Um das Hauptergebnis vorweg zu nehmen: Die Fachleute im Kanton Bern teilen in den Hauptpunkten die Forderungen, die Ihnen meine Vorredner bereits vorgetragen haben:
Als untauglich wird jedenfalls die bedingte Geldstrafe erachtet. Bedingte Geldstrafen werden seitens eines Täters oder einer Täterin nicht als „richtige“ Strafe verstanden.
Dazu kommen riesige Probleme beim Vollzug der Geldstrafe. Es gibt eine Kaskade von Möglichkeiten, sich gegen den Vollzug zu wehren: Z.B. Gesuch um Verlängerung der Zahlungsfrist, Gesuch um Ratenzahlungen, Gesuch um Herabsetzung der Tagessatzhöhe, Gesuch um Umwandlung in Arbeitsstrafe in Form einer gemeinnützigen Arbeit, nachher Nichtantritt der gemeinnützigen Arbeit, anschliessend Umwandlung in Freiheitsstrafe, usw. Auch wenn all diese Schritte seitens der zuständigen Behörden rasch bearbeitet werden, vergeht jedenfalls viel Zeit und es droht die Verjährung, bevor die Strafe vollzogen ist.
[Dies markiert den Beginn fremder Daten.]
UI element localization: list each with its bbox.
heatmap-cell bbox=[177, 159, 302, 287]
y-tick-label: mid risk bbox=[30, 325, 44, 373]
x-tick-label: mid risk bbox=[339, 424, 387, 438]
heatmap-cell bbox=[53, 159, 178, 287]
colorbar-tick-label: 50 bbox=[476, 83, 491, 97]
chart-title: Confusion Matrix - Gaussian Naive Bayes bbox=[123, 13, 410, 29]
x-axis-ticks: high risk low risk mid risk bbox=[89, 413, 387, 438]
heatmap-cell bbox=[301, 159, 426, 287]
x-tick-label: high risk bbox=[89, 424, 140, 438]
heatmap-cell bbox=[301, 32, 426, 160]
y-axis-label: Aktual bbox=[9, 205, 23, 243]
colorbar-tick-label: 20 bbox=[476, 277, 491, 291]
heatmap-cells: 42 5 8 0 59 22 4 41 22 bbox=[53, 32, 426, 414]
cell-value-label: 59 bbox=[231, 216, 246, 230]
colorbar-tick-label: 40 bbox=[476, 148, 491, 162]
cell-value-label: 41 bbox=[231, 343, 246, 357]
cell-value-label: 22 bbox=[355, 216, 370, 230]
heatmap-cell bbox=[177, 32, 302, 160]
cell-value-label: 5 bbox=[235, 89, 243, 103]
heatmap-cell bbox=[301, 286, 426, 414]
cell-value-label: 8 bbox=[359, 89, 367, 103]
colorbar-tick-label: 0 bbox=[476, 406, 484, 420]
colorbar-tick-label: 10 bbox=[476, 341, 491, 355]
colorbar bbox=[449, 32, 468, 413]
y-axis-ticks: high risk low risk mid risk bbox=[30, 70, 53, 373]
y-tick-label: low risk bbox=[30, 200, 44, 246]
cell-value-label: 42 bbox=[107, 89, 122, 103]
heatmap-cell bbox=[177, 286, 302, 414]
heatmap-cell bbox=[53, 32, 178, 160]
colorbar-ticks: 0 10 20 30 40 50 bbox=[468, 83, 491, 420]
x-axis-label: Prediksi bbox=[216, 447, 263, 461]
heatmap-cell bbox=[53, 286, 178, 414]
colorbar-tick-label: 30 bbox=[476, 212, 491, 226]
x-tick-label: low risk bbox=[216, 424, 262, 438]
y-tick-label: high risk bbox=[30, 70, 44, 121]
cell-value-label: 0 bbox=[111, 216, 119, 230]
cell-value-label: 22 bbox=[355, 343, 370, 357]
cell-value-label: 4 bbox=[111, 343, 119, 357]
Also: Die Geldstrafe ist zu Recht in der Kritik, und die bedingte Geldstrafe ist keinesfalls sinnvoll. Zudem ist die richtige, d.h. der Bundesgerichtspraxis entsprechende Bemessung des anwendbaren Tagessatzes aufwendig und führt bei vielen fast mittellosen Tätern zu Geldstrafen, die nicht als ernsthafte Strafe erlebt werden.
Als unzweckmässig wird auch erachtet, gemeinnützige Arbeit in bedingter Form auszusprechen. Auch diese Sanktion wirkt eher lächerlich als abschreckend.
Offenbar gibt es genügend Arbeitsplätze für gemeinnützige Arbeit. Es ist deshalb nicht einzusehen ist, weshalb gemeinnützige Arbeit nur mit Zustimmung des Täters oder der Täterin verhängt werden kann.
Auch über den Ansatz von Arbeitsstunden pro Tag müsste diskutiert werden. 4 Stunden Arbeit pro Tag sind tief.
Der Vollzug der gemeinnützigen Arbeit wird in rund 30% der Fälle abgebrochen, was dann wiederum einen nachträglichen richterlichen Entscheid erfordert.